À l’échelle régionale, en un an et demi, un grand pas a été franchi dans la prise en compte des enjeux de la cybersécurité. Mais un pas doit encore être fait au niveau des compétences. "En cybersécurité, le besoin d’expertise est supérieur à la capacité de formation et il est nécessaire d’élargir la base de recrutement. 10 000 à 15 000 besoins en cybersécurité ne sont pas honorés en ce moment à l’échelle nationale. Rapporté à la région, cela correspondrait à 200 à 300 postes non honorés", constate Jean-Charles Renaudin.

Pierre Parrend est directeur adjoint du laboratoire de recherche de l’école Epita et responsable de l’équipe sécurité système. Le réseau Epita forme des ingénieurs en intelligence numérique et compte un campus à Strasbourg. Selon lui, "l’ensemble des entreprises qui ont un réseau ont besoin de le sécuriser. A minima avec des référents en entreprise. Actuellement, des entreprises font appel à des prestataires parfois hors région par manque de personnel". Daniel Gwinner, ingénieur commercial chez Orange Cyberdéfense en Alsace abonde : "Localement, nous avons besoin de consultants, d’auditeurs, de commerciaux et de talents techniques".

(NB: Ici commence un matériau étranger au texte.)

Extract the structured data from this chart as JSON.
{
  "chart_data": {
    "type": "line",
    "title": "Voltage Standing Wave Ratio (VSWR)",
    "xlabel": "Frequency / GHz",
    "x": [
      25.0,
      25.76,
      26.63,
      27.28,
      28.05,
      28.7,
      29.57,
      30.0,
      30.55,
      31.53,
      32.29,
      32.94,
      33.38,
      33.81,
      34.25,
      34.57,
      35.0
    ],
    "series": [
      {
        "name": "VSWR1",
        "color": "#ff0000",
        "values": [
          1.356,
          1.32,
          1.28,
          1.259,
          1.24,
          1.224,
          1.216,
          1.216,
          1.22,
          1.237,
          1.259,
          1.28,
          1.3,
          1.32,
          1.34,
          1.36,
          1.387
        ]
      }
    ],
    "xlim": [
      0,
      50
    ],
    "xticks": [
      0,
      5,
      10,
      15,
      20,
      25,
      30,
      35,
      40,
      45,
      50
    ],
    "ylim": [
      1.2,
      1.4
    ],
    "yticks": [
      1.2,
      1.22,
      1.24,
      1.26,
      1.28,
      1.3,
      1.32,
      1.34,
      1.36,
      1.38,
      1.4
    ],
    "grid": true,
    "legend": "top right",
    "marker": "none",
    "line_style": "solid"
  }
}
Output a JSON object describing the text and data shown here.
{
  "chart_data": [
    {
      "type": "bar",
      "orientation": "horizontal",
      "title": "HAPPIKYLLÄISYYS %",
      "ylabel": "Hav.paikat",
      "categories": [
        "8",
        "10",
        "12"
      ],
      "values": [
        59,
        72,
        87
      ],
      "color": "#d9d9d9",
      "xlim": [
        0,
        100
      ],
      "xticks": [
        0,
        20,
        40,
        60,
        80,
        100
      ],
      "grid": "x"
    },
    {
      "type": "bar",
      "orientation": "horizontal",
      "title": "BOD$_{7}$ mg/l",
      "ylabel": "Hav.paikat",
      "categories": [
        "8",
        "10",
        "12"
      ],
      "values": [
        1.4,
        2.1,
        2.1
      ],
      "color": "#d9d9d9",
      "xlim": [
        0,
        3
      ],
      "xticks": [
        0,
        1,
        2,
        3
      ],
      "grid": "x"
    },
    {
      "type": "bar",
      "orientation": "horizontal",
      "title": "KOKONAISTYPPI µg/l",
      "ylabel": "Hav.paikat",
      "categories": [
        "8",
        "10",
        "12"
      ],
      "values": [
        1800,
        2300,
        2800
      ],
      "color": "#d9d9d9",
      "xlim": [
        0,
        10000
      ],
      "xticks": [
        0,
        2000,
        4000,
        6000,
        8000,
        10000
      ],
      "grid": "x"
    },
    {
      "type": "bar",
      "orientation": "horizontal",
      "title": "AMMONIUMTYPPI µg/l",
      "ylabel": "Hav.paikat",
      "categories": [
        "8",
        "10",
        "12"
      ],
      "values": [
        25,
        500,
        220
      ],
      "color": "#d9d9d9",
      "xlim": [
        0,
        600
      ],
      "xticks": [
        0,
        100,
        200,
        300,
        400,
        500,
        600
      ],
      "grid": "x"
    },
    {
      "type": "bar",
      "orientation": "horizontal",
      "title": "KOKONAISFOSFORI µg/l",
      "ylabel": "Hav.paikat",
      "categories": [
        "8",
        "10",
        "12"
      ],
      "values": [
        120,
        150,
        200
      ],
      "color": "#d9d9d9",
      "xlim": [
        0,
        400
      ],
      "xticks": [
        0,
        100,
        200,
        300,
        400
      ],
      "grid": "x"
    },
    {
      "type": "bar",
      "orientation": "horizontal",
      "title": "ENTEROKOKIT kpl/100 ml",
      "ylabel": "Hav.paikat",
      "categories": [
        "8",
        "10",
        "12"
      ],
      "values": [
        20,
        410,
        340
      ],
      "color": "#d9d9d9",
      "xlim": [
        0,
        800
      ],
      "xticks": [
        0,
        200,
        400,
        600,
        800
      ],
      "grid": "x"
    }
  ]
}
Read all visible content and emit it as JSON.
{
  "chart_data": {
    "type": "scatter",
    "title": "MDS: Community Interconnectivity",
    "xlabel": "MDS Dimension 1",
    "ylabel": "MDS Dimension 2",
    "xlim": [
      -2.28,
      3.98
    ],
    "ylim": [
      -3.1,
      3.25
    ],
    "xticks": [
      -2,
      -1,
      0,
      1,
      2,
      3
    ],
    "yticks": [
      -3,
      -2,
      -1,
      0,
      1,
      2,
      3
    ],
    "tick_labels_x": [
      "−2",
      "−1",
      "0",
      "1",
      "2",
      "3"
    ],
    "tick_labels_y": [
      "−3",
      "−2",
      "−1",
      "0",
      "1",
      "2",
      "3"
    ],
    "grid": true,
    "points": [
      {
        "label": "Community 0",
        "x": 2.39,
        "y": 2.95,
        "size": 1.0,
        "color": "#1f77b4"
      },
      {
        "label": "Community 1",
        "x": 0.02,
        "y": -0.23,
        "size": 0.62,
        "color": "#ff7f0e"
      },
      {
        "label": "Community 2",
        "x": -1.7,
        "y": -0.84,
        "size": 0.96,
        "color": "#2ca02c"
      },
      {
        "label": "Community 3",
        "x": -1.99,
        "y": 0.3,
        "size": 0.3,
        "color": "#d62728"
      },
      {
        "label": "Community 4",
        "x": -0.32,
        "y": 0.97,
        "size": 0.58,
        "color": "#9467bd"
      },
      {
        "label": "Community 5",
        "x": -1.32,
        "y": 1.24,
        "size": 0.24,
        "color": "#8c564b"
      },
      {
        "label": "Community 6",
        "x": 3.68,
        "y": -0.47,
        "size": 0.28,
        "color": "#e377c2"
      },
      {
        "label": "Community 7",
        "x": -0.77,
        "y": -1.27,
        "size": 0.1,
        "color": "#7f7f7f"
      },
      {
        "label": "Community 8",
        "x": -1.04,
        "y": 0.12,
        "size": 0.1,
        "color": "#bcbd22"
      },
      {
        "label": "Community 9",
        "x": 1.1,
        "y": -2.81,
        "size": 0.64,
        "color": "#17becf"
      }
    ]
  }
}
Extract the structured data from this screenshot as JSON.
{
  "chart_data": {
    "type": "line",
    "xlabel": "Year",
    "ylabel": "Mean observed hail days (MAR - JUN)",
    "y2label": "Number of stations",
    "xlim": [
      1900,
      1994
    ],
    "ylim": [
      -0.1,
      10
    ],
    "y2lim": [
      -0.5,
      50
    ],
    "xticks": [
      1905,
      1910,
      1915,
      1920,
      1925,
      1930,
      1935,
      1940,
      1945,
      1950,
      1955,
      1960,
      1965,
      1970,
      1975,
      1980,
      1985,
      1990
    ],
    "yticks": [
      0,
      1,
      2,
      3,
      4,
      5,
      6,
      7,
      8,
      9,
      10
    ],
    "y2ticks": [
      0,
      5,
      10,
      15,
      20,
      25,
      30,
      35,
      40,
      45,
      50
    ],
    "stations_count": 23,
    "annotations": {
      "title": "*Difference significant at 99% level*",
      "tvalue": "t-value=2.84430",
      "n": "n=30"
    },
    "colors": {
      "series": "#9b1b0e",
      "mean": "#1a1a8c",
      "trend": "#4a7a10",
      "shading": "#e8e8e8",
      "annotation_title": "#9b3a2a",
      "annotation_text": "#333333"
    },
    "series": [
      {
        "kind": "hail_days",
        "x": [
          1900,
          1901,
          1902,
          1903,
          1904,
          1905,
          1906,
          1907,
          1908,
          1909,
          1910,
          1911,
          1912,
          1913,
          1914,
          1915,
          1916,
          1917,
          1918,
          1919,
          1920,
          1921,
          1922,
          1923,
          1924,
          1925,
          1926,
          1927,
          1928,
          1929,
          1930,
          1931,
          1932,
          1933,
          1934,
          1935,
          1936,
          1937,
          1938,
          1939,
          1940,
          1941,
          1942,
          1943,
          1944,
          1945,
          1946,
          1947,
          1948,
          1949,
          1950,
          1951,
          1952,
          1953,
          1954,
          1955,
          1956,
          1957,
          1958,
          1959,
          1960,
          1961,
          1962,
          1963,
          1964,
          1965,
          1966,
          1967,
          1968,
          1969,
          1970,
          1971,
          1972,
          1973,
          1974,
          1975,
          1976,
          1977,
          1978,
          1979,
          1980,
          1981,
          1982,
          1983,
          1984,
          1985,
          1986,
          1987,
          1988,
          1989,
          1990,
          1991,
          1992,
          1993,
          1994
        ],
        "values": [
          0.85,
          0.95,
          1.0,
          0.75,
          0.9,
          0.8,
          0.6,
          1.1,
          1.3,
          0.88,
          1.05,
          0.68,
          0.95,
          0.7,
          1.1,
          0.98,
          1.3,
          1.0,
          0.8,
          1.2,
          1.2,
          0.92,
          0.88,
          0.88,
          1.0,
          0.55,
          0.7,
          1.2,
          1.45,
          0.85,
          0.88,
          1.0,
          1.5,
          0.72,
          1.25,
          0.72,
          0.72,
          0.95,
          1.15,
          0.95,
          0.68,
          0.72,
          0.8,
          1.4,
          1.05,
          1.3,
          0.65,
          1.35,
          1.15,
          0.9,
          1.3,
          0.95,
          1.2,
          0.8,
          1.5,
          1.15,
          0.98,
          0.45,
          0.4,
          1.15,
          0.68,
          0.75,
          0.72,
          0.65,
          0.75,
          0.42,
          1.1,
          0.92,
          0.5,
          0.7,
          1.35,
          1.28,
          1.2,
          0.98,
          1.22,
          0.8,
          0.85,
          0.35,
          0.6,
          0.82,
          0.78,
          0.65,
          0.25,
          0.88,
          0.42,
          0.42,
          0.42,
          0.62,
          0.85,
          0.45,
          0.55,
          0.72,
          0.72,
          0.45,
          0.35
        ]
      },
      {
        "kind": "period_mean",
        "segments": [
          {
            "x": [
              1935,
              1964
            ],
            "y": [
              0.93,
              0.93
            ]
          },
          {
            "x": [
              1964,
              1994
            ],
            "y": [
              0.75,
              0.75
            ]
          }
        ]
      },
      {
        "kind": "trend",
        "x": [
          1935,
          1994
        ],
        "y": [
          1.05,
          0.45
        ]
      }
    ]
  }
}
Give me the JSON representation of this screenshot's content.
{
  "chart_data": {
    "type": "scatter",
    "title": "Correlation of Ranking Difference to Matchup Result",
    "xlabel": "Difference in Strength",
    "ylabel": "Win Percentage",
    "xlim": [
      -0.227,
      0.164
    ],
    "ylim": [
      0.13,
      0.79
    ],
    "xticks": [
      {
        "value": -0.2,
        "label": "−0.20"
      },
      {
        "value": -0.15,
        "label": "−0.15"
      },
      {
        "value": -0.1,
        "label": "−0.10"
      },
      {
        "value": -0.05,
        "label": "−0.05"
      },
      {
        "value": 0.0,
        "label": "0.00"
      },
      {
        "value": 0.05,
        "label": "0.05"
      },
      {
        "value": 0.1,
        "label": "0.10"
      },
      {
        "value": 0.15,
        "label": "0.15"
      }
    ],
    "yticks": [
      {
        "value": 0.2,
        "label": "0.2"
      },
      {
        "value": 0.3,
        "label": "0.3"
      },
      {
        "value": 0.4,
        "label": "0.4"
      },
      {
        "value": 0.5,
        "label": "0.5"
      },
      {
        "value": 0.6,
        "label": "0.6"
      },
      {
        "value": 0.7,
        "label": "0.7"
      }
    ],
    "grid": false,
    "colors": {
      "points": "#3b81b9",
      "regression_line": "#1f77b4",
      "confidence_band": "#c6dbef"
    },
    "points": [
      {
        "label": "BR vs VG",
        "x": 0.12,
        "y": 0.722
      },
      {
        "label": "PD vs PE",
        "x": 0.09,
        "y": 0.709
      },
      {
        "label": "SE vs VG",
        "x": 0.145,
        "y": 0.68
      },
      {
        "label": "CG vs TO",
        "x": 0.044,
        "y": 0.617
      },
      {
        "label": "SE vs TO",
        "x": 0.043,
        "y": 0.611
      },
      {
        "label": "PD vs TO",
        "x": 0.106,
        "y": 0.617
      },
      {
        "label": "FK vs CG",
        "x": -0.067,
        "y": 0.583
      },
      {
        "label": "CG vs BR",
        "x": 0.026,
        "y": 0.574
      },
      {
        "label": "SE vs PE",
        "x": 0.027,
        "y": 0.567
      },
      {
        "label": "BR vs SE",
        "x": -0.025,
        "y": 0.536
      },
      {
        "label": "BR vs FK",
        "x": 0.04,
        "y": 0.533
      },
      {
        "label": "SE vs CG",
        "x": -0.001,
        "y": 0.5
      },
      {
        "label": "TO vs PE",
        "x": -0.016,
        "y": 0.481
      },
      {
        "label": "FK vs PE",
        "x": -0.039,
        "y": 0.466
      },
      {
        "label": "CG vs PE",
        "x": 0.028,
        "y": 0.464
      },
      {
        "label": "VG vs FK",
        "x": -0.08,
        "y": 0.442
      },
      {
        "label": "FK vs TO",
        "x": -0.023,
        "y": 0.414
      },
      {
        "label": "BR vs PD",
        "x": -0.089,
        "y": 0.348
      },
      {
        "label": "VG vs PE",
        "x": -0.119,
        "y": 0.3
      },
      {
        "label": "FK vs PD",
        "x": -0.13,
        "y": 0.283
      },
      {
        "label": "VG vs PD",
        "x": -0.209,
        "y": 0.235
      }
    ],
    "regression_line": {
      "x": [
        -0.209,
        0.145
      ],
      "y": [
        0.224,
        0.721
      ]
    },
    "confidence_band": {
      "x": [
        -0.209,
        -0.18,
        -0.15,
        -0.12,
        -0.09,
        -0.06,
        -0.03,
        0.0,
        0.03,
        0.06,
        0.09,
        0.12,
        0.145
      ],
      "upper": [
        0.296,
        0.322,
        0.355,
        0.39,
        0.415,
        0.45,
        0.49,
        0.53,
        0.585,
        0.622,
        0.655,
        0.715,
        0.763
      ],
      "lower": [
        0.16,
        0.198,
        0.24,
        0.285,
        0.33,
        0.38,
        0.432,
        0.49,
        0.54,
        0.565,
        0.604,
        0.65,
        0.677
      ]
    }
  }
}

Dans le Grand Est, le conseil régional souhaite travailler avec les universités pour plus de formations en cybersécurité. Un pôle universitaire autour de cette thématique existe à Nancy et un campus pourrait se développer dans les Ardennes. Irène Weiss le reconnaît : "Il faut donner envie aux jeunes de s’intéresser aux métiers de la cybersécurité, sans oublier les enjeux de la féminisation de cette discipline". Un incubateur dédié à des projets de start-up en cybersécurité pourrait même être une piste de réflexion du côté de la Région.